He growled in her ear, low and sexy, “Do you always throw yourself at men like this?”
His low voice sent a thrill rippling down her spine and vibrating deliciously through her lower abdomen before she remembered he was a jerk and she hated his guts.
His chest was hard, slabbed in resilient bulges of muscle, warm under the soft cotton of his black T-shirt. And he still smelled good. Which ticked her off to no end. She smelled like a landfill on a hot day, but there wasn’t a thing she could do about it until she crossed paths with water and a bar of soap.
It never failed. She always ran into the sexy guys when she was a total mess or being a complete dork. She was not one of those girls who managed to be pulled together, poised and make positive first impressions on men. Ever.
“Are you done trying to face-plant?” he asked.
Crud. She was still plastered against him. She yanked free of his strong, supporting arms and forced her legs to bear her weight no matter how much they protested. The copilot passed her rucksack down to Lambert, and she didn’t have the strength or give-a-crap factor to take it from him. She was already kicked out of training. She didn’t have to try to impress anyone with how tough and self-sufficient she was anymore.

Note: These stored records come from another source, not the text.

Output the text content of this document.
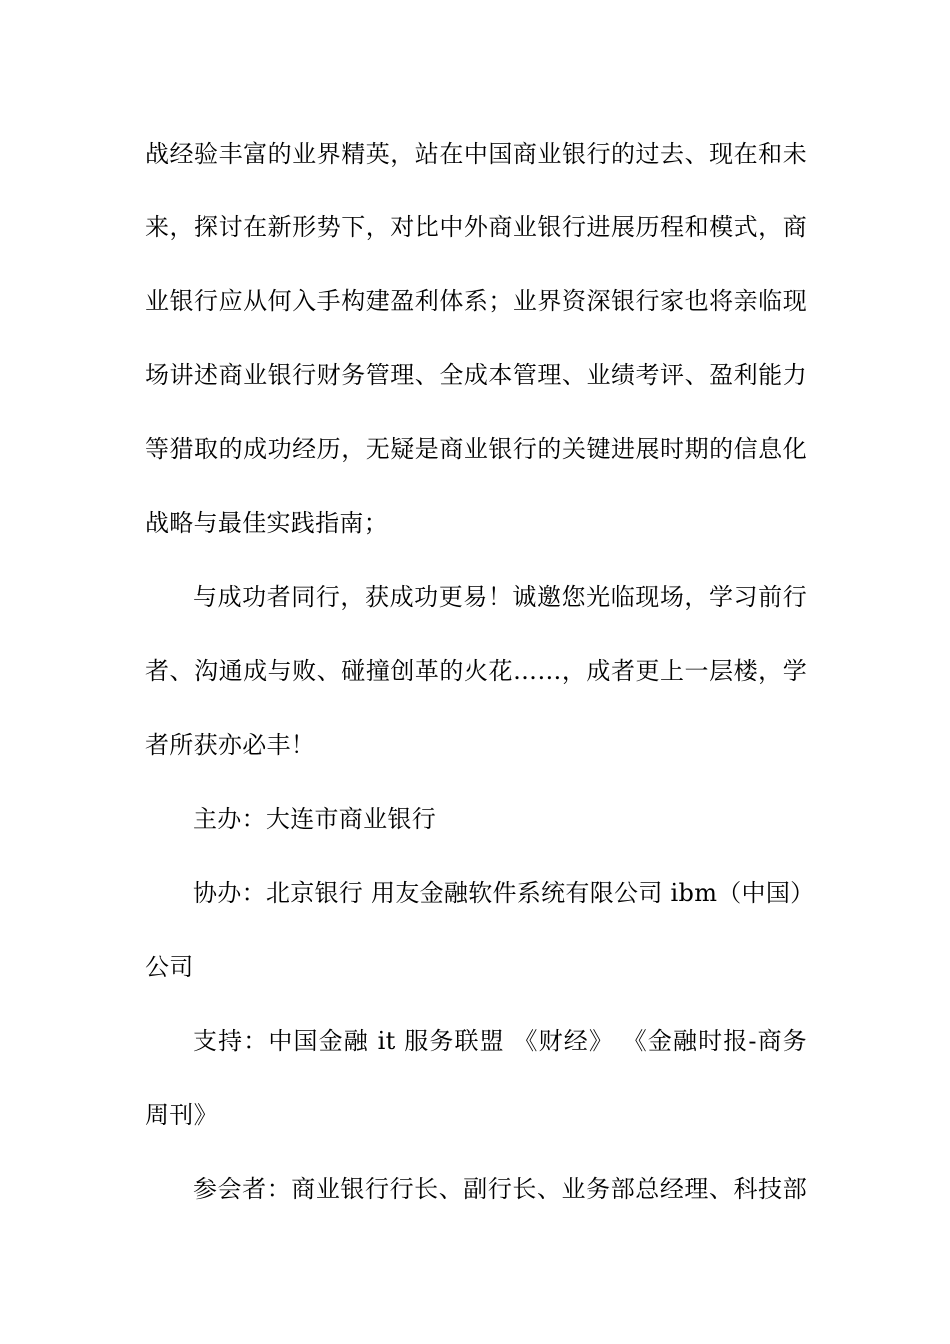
战经验丰富的业界精英，站在中国商业银行的过去、现在和未
来，探讨在新形势下，对比中外商业银行进展历程和模式，商
业银行应从何入手构建盈利体系；业界资深银行家也将亲临现
场讲述商业银行财务管理、全成本管理、业绩考评、盈利能力
等猎取的成功经历，无疑是商业银行的关键进展时期的信息化
战略与最佳实践指南；
与成功者同行，获成功更易！诚邀您光临现场，学习前行
者、沟通成与败、碰撞创革的火花……，成者更上一层楼，学
者所获亦必丰！
主办：大连市商业银行
协办：北京银行 用友金融软件系统有限公司 ibm（中国）
公司
支持：中国金融 it 服务联盟 《财经》 《金融时报-商务
周刊》
参会者：商业银行行长、副行长、业务部总经理、科技部
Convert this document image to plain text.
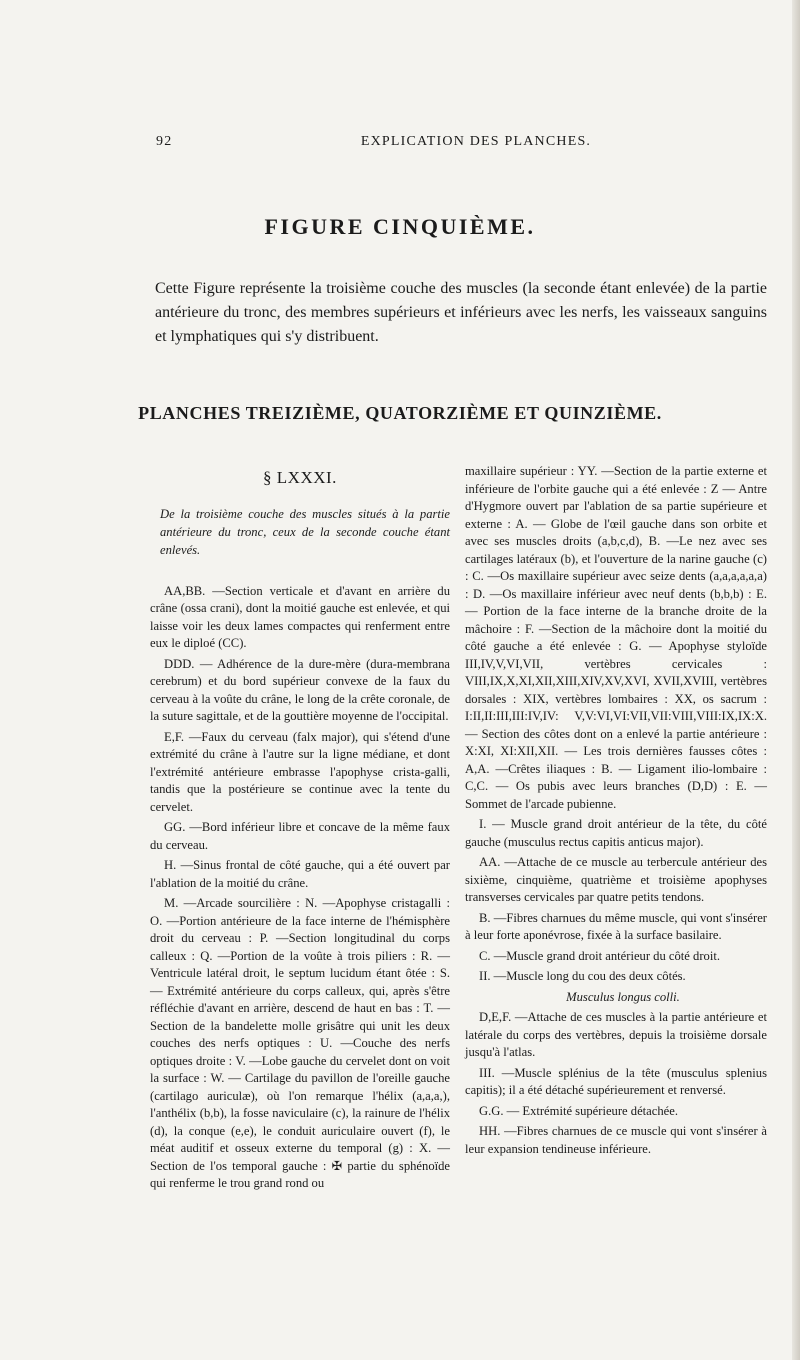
92	EXPLICATION DES PLANCHES.
FIGURE CINQUIÈME.
Cette Figure représente la troisième couche des muscles (la seconde étant enlevée) de la partie antérieure du tronc, des membres supérieurs et inférieurs avec les nerfs, les vaisseaux sanguins et lymphatiques qui s'y distribuent.
PLANCHES TREIZIÈME, QUATORZIÈME ET QUINZIÈME.
§ LXXXI.
De la troisième couche des muscles situés à la partie antérieure du tronc, ceux de la seconde couche étant enlevés.

AA,BB. —Section verticale et d'avant en arrière du crâne (ossa crani), dont la moitié gauche est enlevée, et qui laisse voir les deux lames compactes qui renferment entre eux le diploé (CC).

DDD. — Adhérence de la dure-mère (dura-membrana cerebrum) et du bord supérieur convexe de la faux du cerveau à la voûte du crâne, le long de la crête coronale, de la suture sagittale, et de la gouttière moyenne de l'occipital.

E,F. —Faux du cerveau (falx major), qui s'étend d'une extrémité du crâne à l'autre sur la ligne médiane, et dont l'extrémité antérieure embrasse l'apophyse crista-galli, tandis que la postérieure se continue avec la tente du cervelet.

GG. —Bord inférieur libre et concave de la même faux du cerveau.

H. —Sinus frontal de côté gauche, qui a été ouvert par l'ablation de la moitié du crâne.

M. —Arcade sourcilière : N. —Apophyse cristagalli : O. —Portion antérieure de la face interne de l'hémisphère droit du cerveau : P. —Section longitudinal du corps calleux : Q. —Portion de la voûte à trois piliers : R. — Ventricule latéral droit, le septum lucidum étant ôtée : S. — Extrémité antérieure du corps calleux, qui, après s'être réfléchie d'avant en arrière, descend de haut en bas : T. — Section de la bandelette molle grisâtre qui unit les deux couches des nerfs optiques : U. —Couche des nerfs optiques droite : V. —Lobe gauche du cervelet dont on voit la surface : W. — Cartilage du pavillon de l'oreille gauche (cartilago auriculæ), où l'on remarque l'hélix (a,a,a,), l'anthélix (b,b), la fosse naviculaire (c), la rainure de l'hélix (d), la conque (e,e), le conduit auriculaire ouvert (f), le méat auditif et osseux externe du temporal (g) : X. — Section de l'os temporal gauche : ✠ partie du sphénoïde qui renferme le trou grand rond ou

maxillaire supérieur : YY. —Section de la partie externe et inférieure de l'orbite gauche qui a été enlevée : Z — Antre d'Hygmore ouvert par l'ablation de sa partie supérieure et externe : A. — Globe de l'œil gauche dans son orbite et avec ses muscles droits (a,b,c,d), B. —Le nez avec ses cartilages latéraux (b), et l'ouverture de la narine gauche (c) : C. —Os maxillaire supérieur avec seize dents (a,a,a,a,a,a) : D. —Os maxillaire inférieur avec neuf dents (b,b,b) : E. — Portion de la face interne de la branche droite de la mâchoire : F. —Section de la mâchoire dont la moitié du côté gauche a été enlevée : G. — Apophyse styloïde III,IV,V,VI,VII, vertèbres cervicales : VIII,IX,X,XI,XII,XIII,XIV,XV,XVI, XVII,XVIII, vertèbres dorsales : XIX, vertèbres lombaires : XX, os sacrum : I:II,II:III,III:IV,IV: V,V:VI,VI:VII,VII:VIII,VIII:IX,IX:X. — Section des côtes dont on a enlevé la partie antérieure : X:XI, XI:XII,XII. — Les trois dernières fausses côtes : A,A. —Crêtes iliaques : B. — Ligament ilio-lombaire : C,C. — Os pubis avec leurs branches (D,D) : E. — Sommet de l'arcade pubienne.

I. — Muscle grand droit antérieur de la tête, du côté gauche (musculus rectus capitis anticus major).

AA. —Attache de ce muscle au terbercule antérieur des sixième, cinquième, quatrième et troisième apophyses transverses cervicales par quatre petits tendons.

B. —Fibres charnues du même muscle, qui vont s'insérer à leur forte aponévrose, fixée à la surface basilaire.

C. —Muscle grand droit antérieur du côté droit.

II. —Muscle long du cou des deux côtés.

Musculus longus colli.

D,E,F. —Attache de ces muscles à la partie antérieure et latérale du corps des vertèbres, depuis la troisième dorsale jusqu'à l'atlas.

III. —Muscle splénius de la tête (musculus splenius capitis); il a été détaché supérieurement et renversé.

G.G. — Extrémité supérieure détachée.

HH. —Fibres charnues de ce muscle qui vont s'insérer à leur expansion tendineuse inférieure.
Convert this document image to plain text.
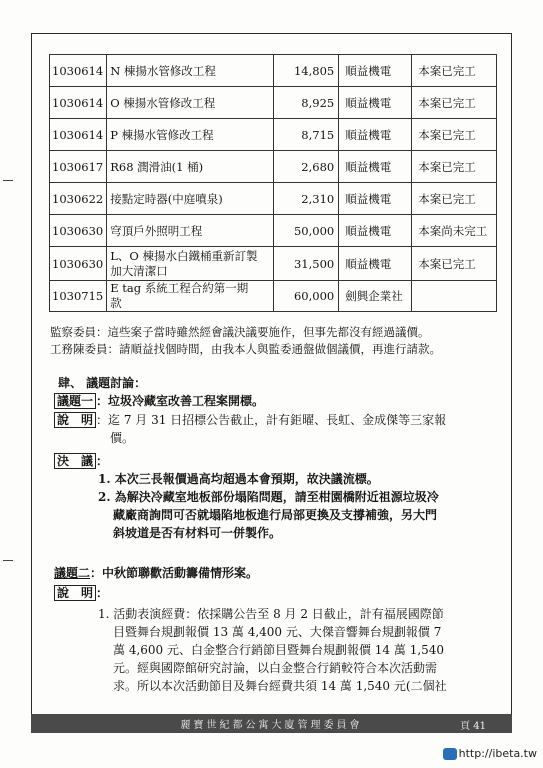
1030614	N 棟揚水管修改工程	14,805	順益機電	本案已完工
1030614	O 棟揚水管修改工程	8,925	順益機電	本案已完工
1030614	P 棟揚水管修改工程	8,715	順益機電	本案已完工
1030617	R68 潤滑油(1 桶)	2,680	順益機電	本案已完工
1030622	接點定時器(中庭噴泉)	2,310	順益機電	本案已完工
1030630	穹頂戶外照明工程	50,000	順益機電	本案尚未完工
1030630	L、O 棟揚水白鐵桶重新訂製
加大清潔口	31,500	順益機電	本案已完工
1030715	E tag 系統工程合約第一期
款	60,000	劍興企業社	
監察委員：這些案子當時雖然經會議決議要施作，但事先都沒有經過議價。
工務陳委員：請順益找個時間，由我本人與監委通盤做個議價，再進行請款。
肆、 議題討論：
議題一 ：垃圾冷藏室改善工程案開標。
說　明 ：迄 7 月 31 日招標公告截止，計有鉅曜、長虹、金成傑等三家報
價。
決　議 ：
1. 本次三長報價過高均超過本會預期，故決議流標。
2. 為解決冷藏室地板部份塌陷問題，請至柑園橋附近祖源垃圾冷
藏廠商詢問可否就塌陷地板進行局部更換及支撐補強，另大門
斜坡道是否有材料可一併製作。
議題二：中秋節聯歡活動籌備情形案。
說　明 ：
1. 活動表演經費：依採購公告至 8 月 2 日截止，計有福展國際節
目暨舞台規劃報價 13 萬 4,400 元、大傑音響舞台規劃報價 7
萬 4,600 元、白金整合行銷節目暨舞台規劃報價 14 萬 1,540
元。經與國際館研究討論，以白金整合行銷較符合本次活動需
求。所以本次活動節目及舞台經費共須 14 萬 1,540 元(二個社
麗寶世紀都公寓大廈管理委員會	頁 41
http://ibeta.tw
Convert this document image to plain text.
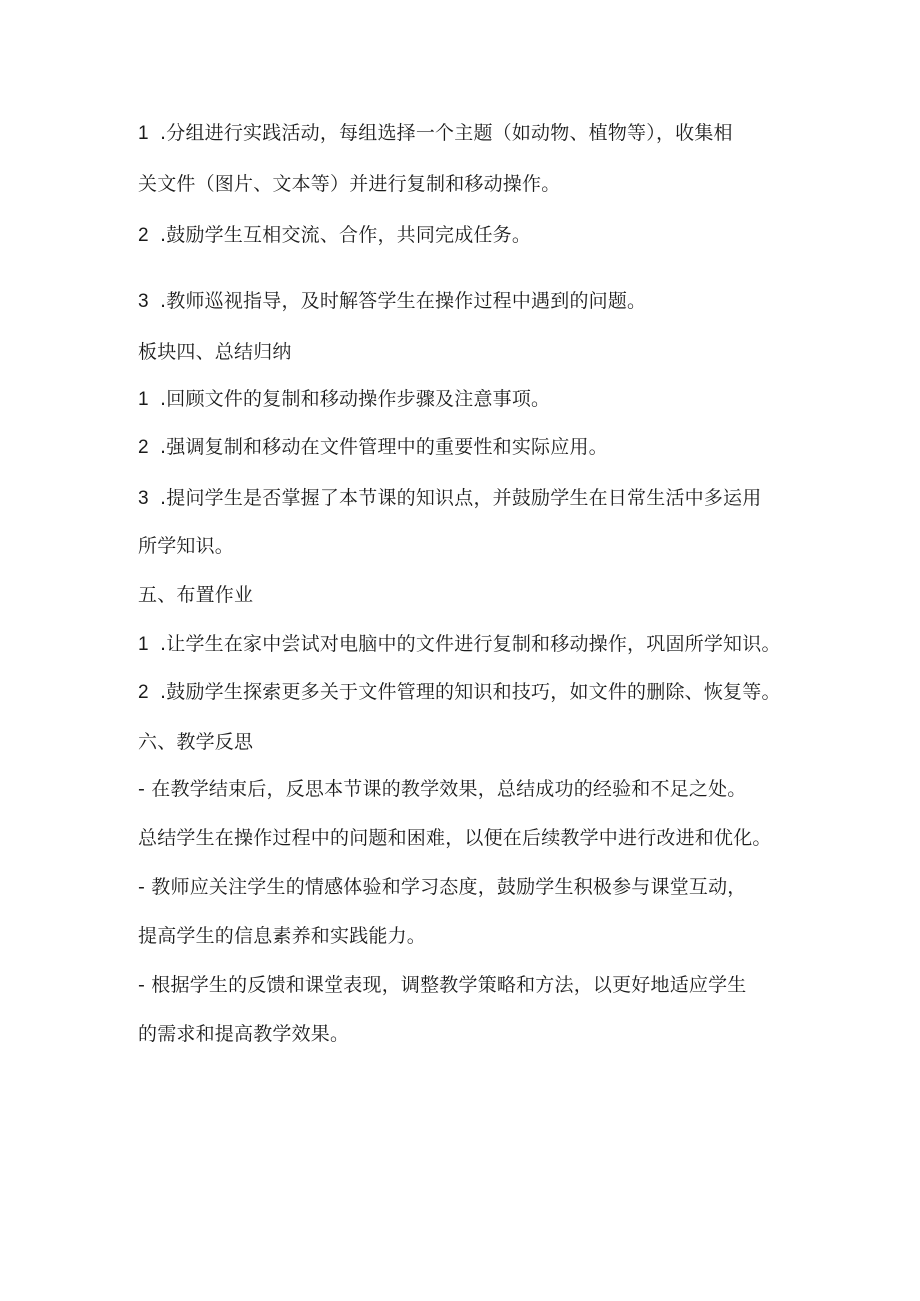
1 .分组进行实践活动，每组选择一个主题（如动物、植物等），收集相
关文件（图片、文本等）并进行复制和移动操作。
2 .鼓励学生互相交流、合作，共同完成任务。
3 .教师巡视指导，及时解答学生在操作过程中遇到的问题。
板块四、总结归纳
1 .回顾文件的复制和移动操作步骤及注意事项。
2 .强调复制和移动在文件管理中的重要性和实际应用。
3 .提问学生是否掌握了本节课的知识点，并鼓励学生在日常生活中多运用
所学知识。
五、布置作业
1 .让学生在家中尝试对电脑中的文件进行复制和移动操作，巩固所学知识。
2 .鼓励学生探索更多关于文件管理的知识和技巧，如文件的删除、恢复等。
六、教学反思
- 在教学结束后，反思本节课的教学效果，总结成功的经验和不足之处。
总结学生在操作过程中的问题和困难，以便在后续教学中进行改进和优化。
- 教师应关注学生的情感体验和学习态度，鼓励学生积极参与课堂互动，
提高学生的信息素养和实践能力。
- 根据学生的反馈和课堂表现，调整教学策略和方法，以更好地适应学生
的需求和提高教学效果。
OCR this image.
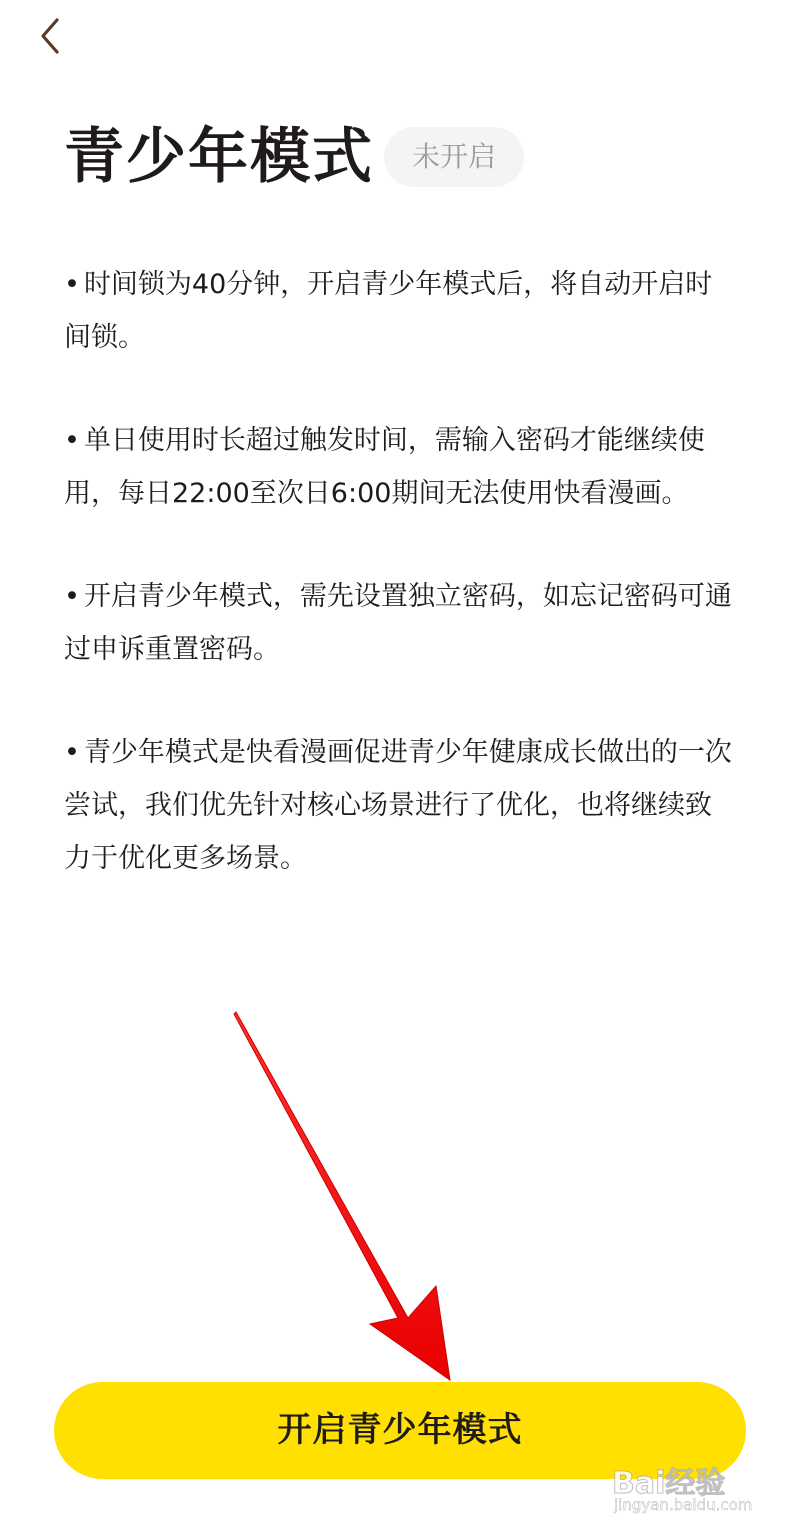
青少年模式	未开启
• 时间锁为40分钟，开启青少年模式后，将自动开启时间锁。
• 单日使用时长超过触发时间，需输入密码才能继续使用，每日22:00至次日6:00期间无法使用快看漫画。
• 开启青少年模式，需先设置独立密码，如忘记密码可通过申诉重置密码。
• 青少年模式是快看漫画促进青少年健康成长做出的一次尝试，我们优先针对核心场景进行了优化，也将继续致力于优化更多场景。
开启青少年模式
Bai经验
jingyan.baidu.com
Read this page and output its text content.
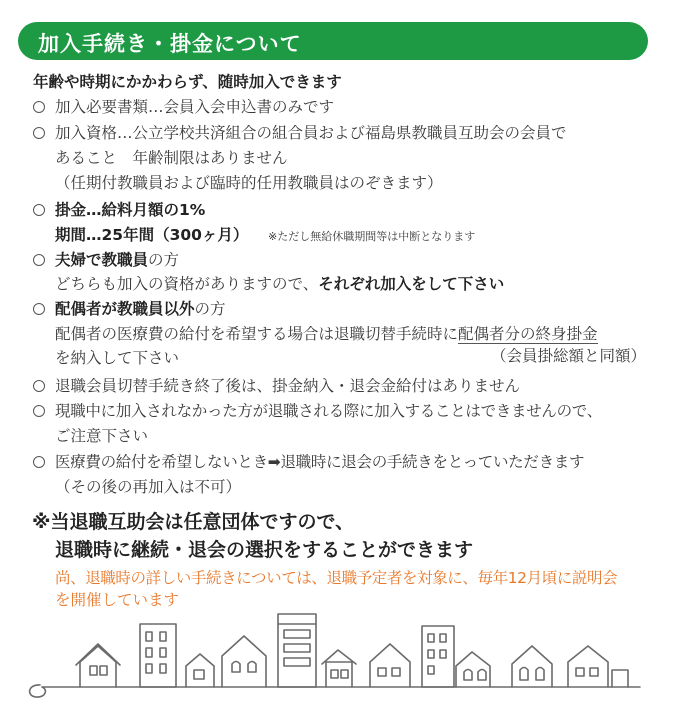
加入手続き・掛金について
年齢や時期にかかわらず、随時加入できます
加入必要書類…会員入会申込書のみです
加入資格…公立学校共済組合の組合員および福島県教職員互助会の会員で
あること　年齢制限はありません
（任期付教職員および臨時的任用教職員はのぞきます）
掛金…給料月額の1%
期間…25年間（300ヶ月） ※ただし無給休職期間等は中断となります
夫婦で教職員の方
どちらも加入の資格がありますので、それぞれ加入をして下さい
配偶者が教職員以外の方
配偶者の医療費の給付を希望する場合は退職切替手続時に配偶者分の終身掛金
を納入して下さい	（会員掛総額と同額）
退職会員切替手続き終了後は、掛金納入・退会金給付はありません
現職中に加入されなかった方が退職される際に加入することはできませんので、
ご注意下さい
医療費の給付を希望しないとき➡退職時に退会の手続きをとっていただきます
（その後の再加入は不可）
※当退職互助会は任意団体ですので、
退職時に継続・退会の選択をすることができます
尚、退職時の詳しい手続きについては、退職予定者を対象に、毎年12月頃に説明会
を開催しています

Which scared the bejeebers out of her. Her entire life had been devoted to convincing herself and everyone around her that she was the real deal. That she could hang with the big boys. That she was tough. Invulnerable. Safe from harm or abuse.
What was she supposed to do now? Trade in her combat boots for flowered dresses and aprons? Who was she supposed to be? She had no idea how to be a regular woman. Knowing Major Torsten, he’d seen to it she would be stuck in some secretarial job fit only for a June Cleaver wannabe, in his misogynistic estimation.
If she had to make coffee for anyone, she swore she was going to poison the stuff.
Waterworks threatened again, and she breathed deeply, repeating over and over to herself, I will not cry. I will not cry. But hopelessness washed over her, anyway. What had all the years of work and sacrifice been for in the end? God, the time she’d wasted on a hopeless dream.
Lambert took off, striding toward an open-topped Jeep parked at the edge of the tarmac. He limped the tiniest bit on his right leg. Had he not been moving directly away from her like that, she probably wouldn’t have spotted the subtle anomaly in his motion. Not that the knee brace showing under his camo fatigue pants made him any less lethal.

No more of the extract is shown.